There are a lot things to think about as libraries, educators, and just plain people decide to go green. It is about infrastructure, leadership, accountability, engagement, regulation, fiduciary responsibility, resource allocation, longevity…the list goes on. But I think that as bedrocks of education and knowledge in practice, we need to set examples for our students as they head out into a world that is going to change because of energy, water, carbon, and waste. We need to show them and offer them tools to conceptualize, apply, and develop new ways of learning, doing business, and living in a way that not only mitigates but improves our spaces. If not institutions of higher ed, then who?


david silver said...


i'd like to see a permanent trend that places libraries smack in the middle of the go green movement. libraries are already the go-to place to educate oneself/ourselves, and these days educating ourselves about going green is more important then ever.

and i agree with you: what we need to do is develop a culture of sustainability on campus. i hope you continue blogging about this sheck!

Ginger said...

Since you're really dedicated to being green here’s another suggestion that you might be interested in mentioning to the college president or using in your own home. BIOHEAT! It's oil heat blended with every-day products like corn and avocado. The best part is that it's non-toxic and biodegradable, which is great. And get this, if everyone using heating oil used a B5 blend, 400 million gallons of regular heating oil could be conserved. This would be one big step towards helping our environment.

Libraries are a good place to go to educate yourself, but you can easily get more info or tips on going green from:

I work for NORA which is how I am able to share all of this great info with you.

Ryan Deschamps said...

Thanks for the link!

I'm proud to say that Kelli and I did not use hand-outs for our presentation at CHLA. That said, everyone had access to a computer -- so it was fairly easy to use a wiki (http://chlaweb20.pbwiki.com by the way), stick some slideshare/Google presentations on it and a bunch of links and then ask everyone to email themselves the URL.

I'd like to see more of less paper at conferences in general though.
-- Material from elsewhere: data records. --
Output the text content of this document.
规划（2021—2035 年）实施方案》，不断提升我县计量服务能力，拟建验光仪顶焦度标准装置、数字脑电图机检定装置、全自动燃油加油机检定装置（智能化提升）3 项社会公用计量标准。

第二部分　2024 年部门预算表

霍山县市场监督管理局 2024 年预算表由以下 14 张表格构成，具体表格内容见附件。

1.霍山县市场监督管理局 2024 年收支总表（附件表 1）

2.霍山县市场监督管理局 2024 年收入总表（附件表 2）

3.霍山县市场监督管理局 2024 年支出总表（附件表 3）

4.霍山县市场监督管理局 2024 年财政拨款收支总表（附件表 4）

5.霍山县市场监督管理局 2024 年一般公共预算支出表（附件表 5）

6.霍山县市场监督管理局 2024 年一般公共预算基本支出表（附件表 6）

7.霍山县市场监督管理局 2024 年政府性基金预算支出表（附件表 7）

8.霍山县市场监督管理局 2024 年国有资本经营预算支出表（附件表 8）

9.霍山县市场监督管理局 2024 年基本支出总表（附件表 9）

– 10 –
Thanks for this post!

Brandi Tuttle said...

i keep mine @ 55 in the winter! poor jim just freezes. course, i do keep it a bit lower than i should in the summer at 72.

we are dedicated to doing our part and i think we are doing a good job. though i know we can do more. it's all about finding a happy balance, right? what you can do, afford, etc. i am willing to be "inconvenienced" to be green. and i think that is a key point as people start to try and go green.

yay sheck! lemme know how the garden turns out this summer. bigger and better!!